Subagents in Codex are about to get a lot more flexible, with a configurability update scheduled to “launch tomorrow”. The headline feature is straightforward but meaningful for agent-heavy workflows: custom subagents defined in a config file, with the ability to choose model and reasoning level per subagent.
That shift effectively turns subagents into first-class, user-shaped components—useful any time planning, orchestration, and execution benefit from different tradeoffs in speed and depth.
Custom agents, defined (and named) by config
The update centers on making subagents something that can be created, defined, and launched via a simple config edit. Alongside basic wiring, subagents can also be given a name, role, and instructions, which should make multi-agent setups easier to organize when many specialized threads are running in parallel.

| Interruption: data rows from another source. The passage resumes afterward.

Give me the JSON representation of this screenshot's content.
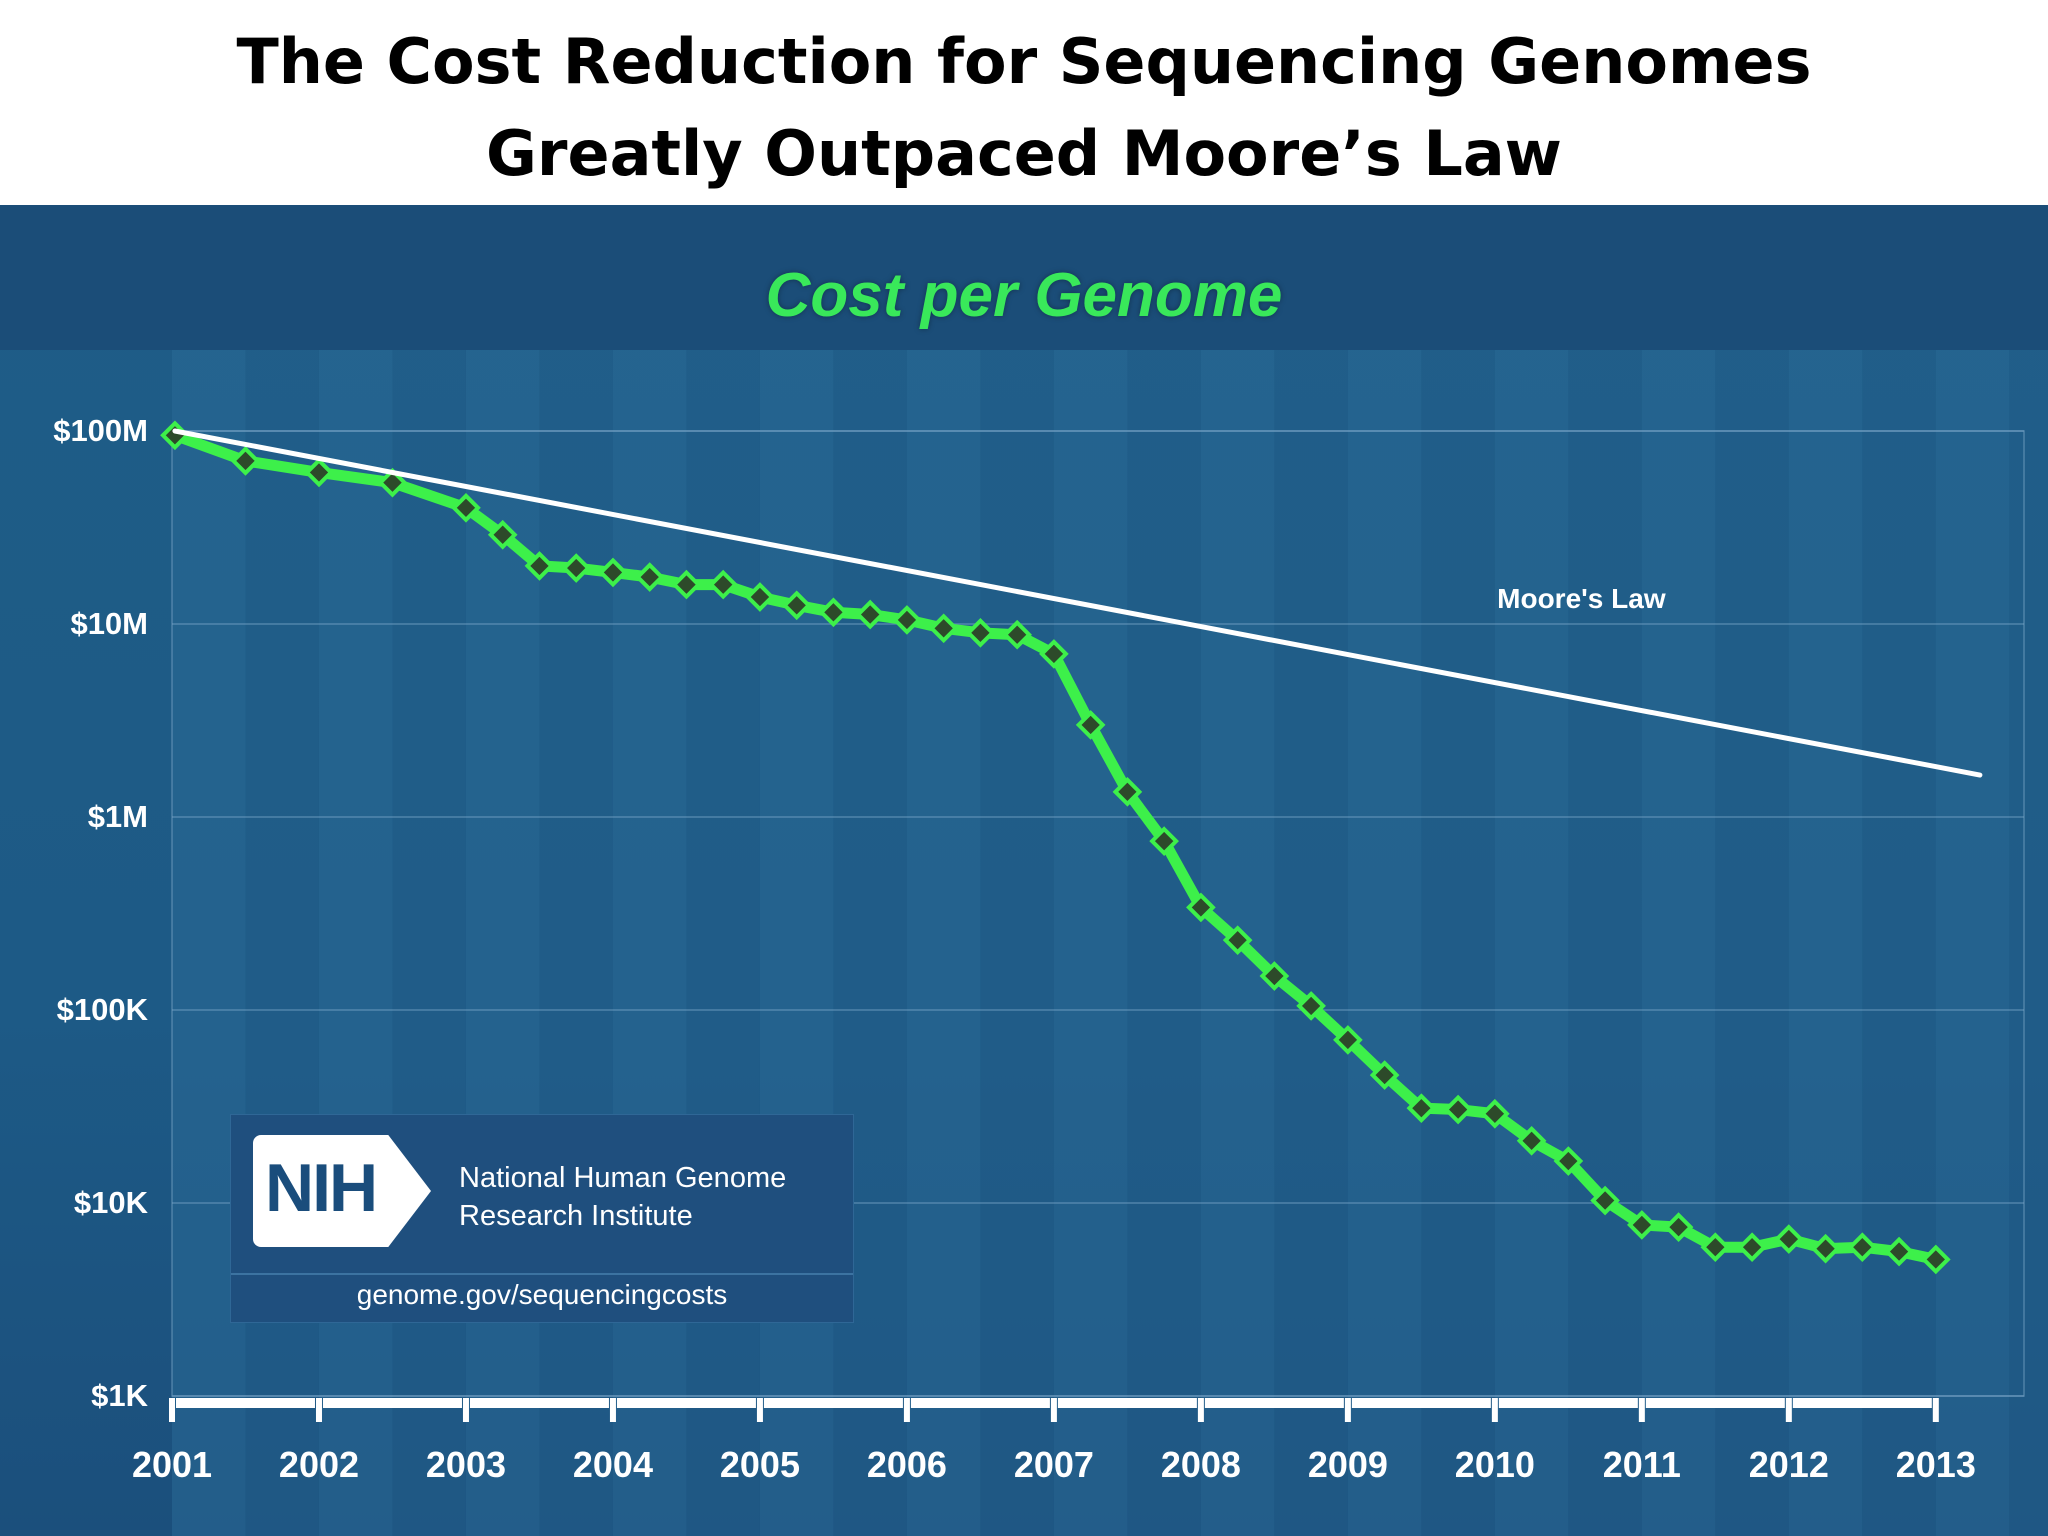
{
  "page": {
    "title_lines": [
      "The Cost Reduction for Sequencing Genomes",
      "Greatly Outpaced Moore’s Law"
    ]
  },
  "nih": {
    "logo_text": "NIH",
    "org_line1": "National Human Genome",
    "org_line2": "Research Institute",
    "url": "genome.gov/sequencingcosts"
  },
  "colors": {
    "panel_background": "#1e5a85",
    "genome_line": "#3df04a",
    "marker_fill": "#2d4a2a",
    "moore_line": "#ffffff",
    "subtitle": "#39e85a"
  },
  "chart_data": {
    "type": "line",
    "title": "Cost per Genome",
    "xlabel": "",
    "ylabel": "",
    "y_scale": "log",
    "ylim": [
      1000,
      100000000
    ],
    "xlim": [
      2001.0,
      2013.6
    ],
    "y_ticks": [
      {
        "value": 100000000,
        "label": "$100M"
      },
      {
        "value": 10000000,
        "label": "$10M"
      },
      {
        "value": 1000000,
        "label": "$1M"
      },
      {
        "value": 100000,
        "label": "$100K"
      },
      {
        "value": 10000,
        "label": "$10K"
      },
      {
        "value": 1000,
        "label": "$1K"
      }
    ],
    "x_ticks": [
      {
        "value": 2001,
        "label": "2001"
      },
      {
        "value": 2002,
        "label": "2002"
      },
      {
        "value": 2003,
        "label": "2003"
      },
      {
        "value": 2004,
        "label": "2004"
      },
      {
        "value": 2005,
        "label": "2005"
      },
      {
        "value": 2006,
        "label": "2006"
      },
      {
        "value": 2007,
        "label": "2007"
      },
      {
        "value": 2008,
        "label": "2008"
      },
      {
        "value": 2009,
        "label": "2009"
      },
      {
        "value": 2010,
        "label": "2010"
      },
      {
        "value": 2011,
        "label": "2011"
      },
      {
        "value": 2012,
        "label": "2012"
      },
      {
        "value": 2013,
        "label": "2013"
      }
    ],
    "grid": true,
    "series": [
      {
        "name": "",
        "points": [
          [
            2001.02,
            95000000
          ],
          [
            2001.5,
            70000000
          ],
          [
            2002.0,
            61000000
          ],
          [
            2002.5,
            54000000
          ],
          [
            2003.0,
            40000000
          ],
          [
            2003.25,
            29000000
          ],
          [
            2003.5,
            20000000
          ],
          [
            2003.75,
            19500000
          ],
          [
            2004.0,
            18500000
          ],
          [
            2004.25,
            17500000
          ],
          [
            2004.5,
            16000000
          ],
          [
            2004.75,
            16000000
          ],
          [
            2005.0,
            13800000
          ],
          [
            2005.25,
            12500000
          ],
          [
            2005.5,
            11500000
          ],
          [
            2005.75,
            11200000
          ],
          [
            2006.0,
            10500000
          ],
          [
            2006.25,
            9500000
          ],
          [
            2006.5,
            9000000
          ],
          [
            2006.75,
            8800000
          ],
          [
            2007.0,
            7000000
          ],
          [
            2007.25,
            3000000
          ],
          [
            2007.5,
            1350000
          ],
          [
            2007.75,
            750000
          ],
          [
            2008.0,
            340000
          ],
          [
            2008.25,
            230000
          ],
          [
            2008.5,
            150000
          ],
          [
            2008.75,
            105000
          ],
          [
            2009.0,
            70000
          ],
          [
            2009.25,
            46000
          ],
          [
            2009.5,
            31000
          ],
          [
            2009.75,
            30500
          ],
          [
            2010.0,
            29000
          ],
          [
            2010.25,
            21000
          ],
          [
            2010.5,
            16500
          ],
          [
            2010.75,
            10300
          ],
          [
            2011.0,
            7700
          ],
          [
            2011.25,
            7500
          ],
          [
            2011.5,
            5900
          ],
          [
            2011.75,
            5900
          ],
          [
            2012.0,
            6500
          ],
          [
            2012.25,
            5800
          ],
          [
            2012.5,
            5900
          ],
          [
            2012.75,
            5600
          ],
          [
            2013.0,
            5100
          ]
        ]
      },
      {
        "name": "Moore's Law",
        "line_only": true,
        "points": [
          [
            2001.02,
            100000000
          ],
          [
            2013.3,
            1650000
          ]
        ]
      }
    ]
  }
}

Mixing models by task: plan, orchestrate, execute
A key idea in the posts is splitting work across models:
- Plan with one model
- Orchestrate with another
- Execute with Spark (mentioned as an example execution target)
The suggested pattern is to keep the smartest model in the main thread for orchestration, while delegating “singular focused tasks” to Spark subagents—especially when Spark is given “a lot of really good upfront context” so it can avoid heavy exploration.
That combination—high-intelligence coordination paired with faster subagent execution—is positioned as the practical win of the configurability update.
What a subagent definition includes
Beyond name/role/instructions, subagents can be defined similarly to skills, with:
- A description that tells Codex when it should call the subagent
- Rules for how it should behave
- Prompt
- Model/Reasoning level
There are also hints at broader subagent support: when asked whether custom subagents will get support (including bringing over “librarian/oracle”), the response was an unambiguous “Yes they will!”
Watching what agents are doing
One practical note surfaced around observability: for checking what agents did and how they interacted, the thread points to the /agent command, which can be used to “review and watch the whole thread(s).”